The abstract `Sequence` superclass cannot be instantiated directly, as it does not define an `Alphabet` by itself. Instead usually the concrete subclasses `NucleotideSequence` (for DNA and RNA sequences) and `ProteinSequence` (for amino acid sequences) are used. These classes have defined alphabets and provide additional sequence type specific methods. The class `GeneralSequence` allows the usage of a custom `Alphabet` without the need to subclass `Sequence`.

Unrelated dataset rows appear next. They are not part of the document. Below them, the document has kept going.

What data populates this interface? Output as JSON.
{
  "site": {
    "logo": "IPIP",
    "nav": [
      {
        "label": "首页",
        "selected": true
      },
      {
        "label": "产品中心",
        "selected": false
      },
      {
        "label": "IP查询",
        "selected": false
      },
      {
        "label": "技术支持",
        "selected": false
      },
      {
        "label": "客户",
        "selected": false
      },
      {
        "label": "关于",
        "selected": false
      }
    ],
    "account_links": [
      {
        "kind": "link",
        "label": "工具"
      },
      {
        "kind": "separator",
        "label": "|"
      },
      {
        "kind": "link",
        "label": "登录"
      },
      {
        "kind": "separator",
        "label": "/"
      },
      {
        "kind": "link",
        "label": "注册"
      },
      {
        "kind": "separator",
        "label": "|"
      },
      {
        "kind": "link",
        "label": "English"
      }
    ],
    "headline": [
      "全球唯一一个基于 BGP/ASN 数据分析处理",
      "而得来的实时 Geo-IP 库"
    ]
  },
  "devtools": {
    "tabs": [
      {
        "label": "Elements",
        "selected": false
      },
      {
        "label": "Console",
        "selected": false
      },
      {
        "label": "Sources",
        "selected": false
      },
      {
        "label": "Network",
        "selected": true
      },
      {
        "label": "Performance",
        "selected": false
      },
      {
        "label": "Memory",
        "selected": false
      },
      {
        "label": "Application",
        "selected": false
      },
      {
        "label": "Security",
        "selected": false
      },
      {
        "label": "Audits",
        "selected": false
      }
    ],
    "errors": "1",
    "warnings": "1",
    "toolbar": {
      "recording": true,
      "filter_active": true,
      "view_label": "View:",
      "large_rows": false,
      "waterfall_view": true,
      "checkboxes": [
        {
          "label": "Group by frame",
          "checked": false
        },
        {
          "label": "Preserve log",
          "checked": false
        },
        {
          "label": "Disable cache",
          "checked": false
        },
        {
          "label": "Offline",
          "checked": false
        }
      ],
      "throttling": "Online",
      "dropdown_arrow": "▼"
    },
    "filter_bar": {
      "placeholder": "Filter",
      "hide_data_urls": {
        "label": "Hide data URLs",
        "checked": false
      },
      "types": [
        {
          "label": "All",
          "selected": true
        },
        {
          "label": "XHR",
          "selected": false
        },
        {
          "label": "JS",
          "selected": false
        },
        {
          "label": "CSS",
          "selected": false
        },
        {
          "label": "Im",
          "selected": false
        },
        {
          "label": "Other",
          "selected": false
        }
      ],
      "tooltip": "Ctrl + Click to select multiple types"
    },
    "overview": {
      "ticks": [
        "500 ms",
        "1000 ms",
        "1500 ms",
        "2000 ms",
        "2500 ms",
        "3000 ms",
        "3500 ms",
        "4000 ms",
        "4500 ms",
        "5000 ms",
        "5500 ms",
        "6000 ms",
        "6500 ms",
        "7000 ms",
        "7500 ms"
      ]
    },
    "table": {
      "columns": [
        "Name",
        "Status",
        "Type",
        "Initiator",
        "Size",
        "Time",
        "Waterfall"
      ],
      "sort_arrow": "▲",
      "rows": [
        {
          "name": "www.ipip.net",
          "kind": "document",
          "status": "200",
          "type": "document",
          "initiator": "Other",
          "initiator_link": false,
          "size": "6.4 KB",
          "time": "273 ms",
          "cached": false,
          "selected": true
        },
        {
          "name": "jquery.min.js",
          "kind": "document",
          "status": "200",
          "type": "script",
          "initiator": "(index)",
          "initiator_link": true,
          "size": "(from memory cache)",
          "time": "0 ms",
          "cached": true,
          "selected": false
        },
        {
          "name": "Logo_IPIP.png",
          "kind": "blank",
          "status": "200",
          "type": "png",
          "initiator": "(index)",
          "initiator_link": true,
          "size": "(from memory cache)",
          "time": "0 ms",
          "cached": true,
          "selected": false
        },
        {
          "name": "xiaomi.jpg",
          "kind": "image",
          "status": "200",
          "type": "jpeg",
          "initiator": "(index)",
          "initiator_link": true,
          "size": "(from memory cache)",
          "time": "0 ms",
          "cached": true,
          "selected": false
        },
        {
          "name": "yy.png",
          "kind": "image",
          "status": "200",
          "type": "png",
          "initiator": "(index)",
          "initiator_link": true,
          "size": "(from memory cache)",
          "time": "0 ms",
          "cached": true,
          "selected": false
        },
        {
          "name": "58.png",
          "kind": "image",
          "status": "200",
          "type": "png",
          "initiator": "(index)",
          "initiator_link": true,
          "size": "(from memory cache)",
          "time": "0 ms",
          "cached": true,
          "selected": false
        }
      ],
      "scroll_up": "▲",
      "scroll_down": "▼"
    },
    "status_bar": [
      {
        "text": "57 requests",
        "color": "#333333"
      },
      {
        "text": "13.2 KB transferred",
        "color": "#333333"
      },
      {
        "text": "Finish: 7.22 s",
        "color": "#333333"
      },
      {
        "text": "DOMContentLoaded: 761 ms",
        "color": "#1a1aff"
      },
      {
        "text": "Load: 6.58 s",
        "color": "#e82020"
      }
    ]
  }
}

Additionally, this subpackage provides support for sequence features, as used in e.g. GenBank or GFF files. A `Feature` stores its key name, its qualifiers and locations. An `Annotation` is a group of multiple `Feataure` objects and offers convenient location based indexing. An `AnnotatedSequence` combines an `Annotation` and a `Sequence`.

## Sequence types¶

 `Sequence` The abstract base class for all sequence types. `NucleotideSequence` Representation of a nucleotide sequence (DNA or RNA). `ProteinSequence` Representation of a protein sequence. `GeneralSequence` This class allows the creation of a sequence with custom `Alphabet` without the need to subclass `Sequence`.

## Alphabets¶

 `Alphabet` This class defines the allowed symbols for a `Sequence` and handles the encoding/decoding between symbols and symbol codes. `LetterAlphabet` `LetterAlphabet` is a an `Alphabet` subclass specialized for letter based alphabets, like DNA or protein sequence alphabets. `AlphabetMapper` This class is used for symbol code conversion from a source alphabet into a target alphabet. `AlphabetError` This exception is raised, when a code or a symbol is not in an `Alphabet`. `common_alphabet` Determine the alphabet from a list of alphabets, that extends all alphabets.

## Sequence features¶

 `Feature` This class represents a single sequence feature, for example from a GenBank feature table. `Location` A `Location` defines at which base(s)/residue(s) a feature is located. `Annotation` An `Annotation` is a set of features belonging to one sequence. `AnnotatedSequence` An `AnnotatedSequence` is a combination of a `Sequence` and an `Annotation`.

## Miscellaneous¶

 `CodonTable` A `CodonTable` maps a codon (sequence of 3 nucleotides) to an amino acid. `SequenceProfile` A `SequenceProfile` object stores information about a sequence profile of aligned sequences.

## Subpackages¶

 `biotite.sequence.phylo` This subpackage provides functions and data structures for creating (phylogenetic) trees. `biotite.sequence.io` A subpackage for reading and writing sequence related data. `biotite.sequence.io.fasta` This subpackage is used for reading and writing sequence objects using the popular FASTA format. `biotite.sequence.io.fastq` This subpackage is used for reading and writing sequencing data using the popular FASTQ format. `biotite.sequence.io.gff` This subpackage is used for reading and writing sequence features in the Generic Feature Format 3 (GFF3). `biotite.sequence.io.genbank` This subpackage is used for reading/writing information (especially sequence features) from/to files in the GenBank and GenPept format. `biotite.sequence.align` This subpackage provides functionality for sequence alignments. `biotite.sequence.graphics` A subpackage for visualization of sequence related objects.